All this is a result of questioning God’s wisdom in what He has given me (either permitted or ordained).
I must choose to trust that He knows what He is doing with my life.
If I truly believe that He is had my best interest in mind when He has a plan for my life and is leading me (Ps 37:23), that all will work out for good (Rom 8:28), and that my days were known and planned before I was born (Ps 139:16), I should trust Him and not wish things were different.
But I struggle with doubt and must daily remind myself why I am here and who He is, that He is faithful (2 Tim 2:13).
Now that I have found my the source of joy, I am working to not cut myself off from it.
Truly, God is still working on me. I’m looking forward to seeing how the future brings me closer to Him, how He continues to mold me into His image.
The above paragraphs were written for a Facebook post nearly 3 years ago. I am just amazed how much the Lord has changed me since then, how much this idea of being thankful for what I have –even if it is less than what others have, even if it is less than I think in my selfishness that I deserve– has changed me.
This heart of thankfulness has morphed over time into me even being thankful for my illness.
By November of 2014, my thankfulness and trust in God had developed enough that I was able to be thankful even for some of the more unpleasant things in my life:
As frustrating as it can be to have a chronic illness, I am actually thankful for my illness, because it is making me more like Jesus. It has taken me years to get to a place where I was thankful.
But what a change has been made in my life!
God has used it to mold and shape me. Like King David, the Lord has crushed me (Psalm 51:8) so that He may heal me in His time, if not now then in eternity.
If Jesus was made perfect through suffering (Hebrews 2:10) why do we think God would ask anything less of us? If we want to be like Jesus we have to be willing to follow in His footsteps which includes suffering (1 Peter 2:21).
So often we say that we want to be like Jesus, but we don’t want to walk the path and endure the pain that will make us more like Him.
Years later, I can look back on these paragraphs and know just how much God has changed me through choosing to be thankful and seeking joy in whatever situation I am in (Phil 4:11).

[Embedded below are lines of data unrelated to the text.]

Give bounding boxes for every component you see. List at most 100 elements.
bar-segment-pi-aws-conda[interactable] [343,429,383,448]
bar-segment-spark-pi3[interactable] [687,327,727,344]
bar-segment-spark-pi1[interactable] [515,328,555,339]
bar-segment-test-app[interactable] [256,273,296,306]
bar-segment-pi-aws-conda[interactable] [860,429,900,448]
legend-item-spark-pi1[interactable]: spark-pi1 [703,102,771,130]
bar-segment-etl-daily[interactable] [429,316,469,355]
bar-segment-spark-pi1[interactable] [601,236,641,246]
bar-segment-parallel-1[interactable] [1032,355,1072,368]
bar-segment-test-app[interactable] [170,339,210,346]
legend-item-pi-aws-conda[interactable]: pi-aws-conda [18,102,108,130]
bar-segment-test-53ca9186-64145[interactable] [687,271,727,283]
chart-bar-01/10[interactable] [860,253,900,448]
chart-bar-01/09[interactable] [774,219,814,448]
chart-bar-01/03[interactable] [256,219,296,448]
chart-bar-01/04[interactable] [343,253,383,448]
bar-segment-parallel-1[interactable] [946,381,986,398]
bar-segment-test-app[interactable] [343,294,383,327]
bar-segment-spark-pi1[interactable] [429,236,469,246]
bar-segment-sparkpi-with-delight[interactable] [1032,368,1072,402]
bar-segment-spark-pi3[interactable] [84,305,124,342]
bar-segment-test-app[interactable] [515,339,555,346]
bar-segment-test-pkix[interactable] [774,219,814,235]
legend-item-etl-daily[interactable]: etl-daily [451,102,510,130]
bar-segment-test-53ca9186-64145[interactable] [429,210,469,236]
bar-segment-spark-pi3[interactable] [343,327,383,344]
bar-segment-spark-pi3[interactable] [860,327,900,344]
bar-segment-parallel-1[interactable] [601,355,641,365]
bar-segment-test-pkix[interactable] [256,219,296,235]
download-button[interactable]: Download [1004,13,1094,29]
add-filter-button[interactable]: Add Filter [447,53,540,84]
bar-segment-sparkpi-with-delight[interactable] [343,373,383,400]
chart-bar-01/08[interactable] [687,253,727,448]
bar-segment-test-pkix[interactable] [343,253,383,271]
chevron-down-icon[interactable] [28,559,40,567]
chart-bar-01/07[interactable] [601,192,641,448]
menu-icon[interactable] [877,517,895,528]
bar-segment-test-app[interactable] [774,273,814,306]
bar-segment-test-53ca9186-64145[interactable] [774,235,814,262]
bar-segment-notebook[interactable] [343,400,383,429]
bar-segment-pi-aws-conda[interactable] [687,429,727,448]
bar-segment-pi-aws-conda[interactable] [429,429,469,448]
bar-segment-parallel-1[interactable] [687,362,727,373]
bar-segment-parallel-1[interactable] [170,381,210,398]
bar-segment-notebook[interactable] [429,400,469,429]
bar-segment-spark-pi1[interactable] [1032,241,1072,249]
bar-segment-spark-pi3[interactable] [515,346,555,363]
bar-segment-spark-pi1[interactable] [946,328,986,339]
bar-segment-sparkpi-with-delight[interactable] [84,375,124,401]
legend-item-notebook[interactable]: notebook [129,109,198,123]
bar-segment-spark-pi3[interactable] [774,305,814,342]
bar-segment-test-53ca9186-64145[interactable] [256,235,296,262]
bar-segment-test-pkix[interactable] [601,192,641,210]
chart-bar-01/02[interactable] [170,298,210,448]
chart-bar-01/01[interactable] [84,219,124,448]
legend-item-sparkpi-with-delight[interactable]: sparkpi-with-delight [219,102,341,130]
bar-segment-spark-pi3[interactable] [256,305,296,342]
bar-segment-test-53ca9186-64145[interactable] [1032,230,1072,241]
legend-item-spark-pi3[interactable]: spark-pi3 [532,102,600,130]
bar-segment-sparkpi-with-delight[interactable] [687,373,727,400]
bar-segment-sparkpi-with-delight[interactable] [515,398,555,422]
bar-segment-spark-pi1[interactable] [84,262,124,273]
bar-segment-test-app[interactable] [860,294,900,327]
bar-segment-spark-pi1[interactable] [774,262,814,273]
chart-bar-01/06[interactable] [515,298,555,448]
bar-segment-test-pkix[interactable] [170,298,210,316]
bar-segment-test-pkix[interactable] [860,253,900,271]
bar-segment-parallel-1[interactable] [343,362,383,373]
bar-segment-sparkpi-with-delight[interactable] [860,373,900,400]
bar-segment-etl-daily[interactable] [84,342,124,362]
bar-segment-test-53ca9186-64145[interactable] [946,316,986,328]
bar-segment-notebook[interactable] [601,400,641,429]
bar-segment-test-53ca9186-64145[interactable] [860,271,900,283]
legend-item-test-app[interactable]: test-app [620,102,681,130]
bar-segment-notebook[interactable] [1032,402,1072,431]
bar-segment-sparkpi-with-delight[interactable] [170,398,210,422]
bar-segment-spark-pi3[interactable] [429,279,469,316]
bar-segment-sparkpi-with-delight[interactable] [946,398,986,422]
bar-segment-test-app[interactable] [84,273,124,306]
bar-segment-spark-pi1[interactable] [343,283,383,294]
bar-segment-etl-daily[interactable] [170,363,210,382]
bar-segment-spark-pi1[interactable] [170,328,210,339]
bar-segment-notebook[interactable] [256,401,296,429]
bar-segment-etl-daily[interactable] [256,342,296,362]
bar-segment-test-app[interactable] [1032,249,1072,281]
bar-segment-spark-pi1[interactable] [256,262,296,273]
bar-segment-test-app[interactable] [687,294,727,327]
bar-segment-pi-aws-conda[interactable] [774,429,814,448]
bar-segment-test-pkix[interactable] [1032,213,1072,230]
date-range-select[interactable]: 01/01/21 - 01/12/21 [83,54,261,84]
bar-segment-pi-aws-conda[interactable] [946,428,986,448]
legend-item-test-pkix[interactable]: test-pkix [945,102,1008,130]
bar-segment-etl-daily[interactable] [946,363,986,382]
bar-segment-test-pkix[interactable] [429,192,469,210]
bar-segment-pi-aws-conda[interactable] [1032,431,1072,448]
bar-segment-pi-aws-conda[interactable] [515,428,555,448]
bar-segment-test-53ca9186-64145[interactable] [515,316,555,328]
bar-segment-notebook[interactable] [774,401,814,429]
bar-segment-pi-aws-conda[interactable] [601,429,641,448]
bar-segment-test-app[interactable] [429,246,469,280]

The end result has been peace (Phil 4:7). I didn’t understand before that choosing to be thankful would bring joy and that eventually that would bring me peace and hope, but it has (Rom 15:3). I didn’t understand that they all work together and are connected (Phil 4:4-7).
I encourage you to start to be thankful even for small, insignificant things. Watch the Lord change your life and outlook when you adopt an attitude of gratitude.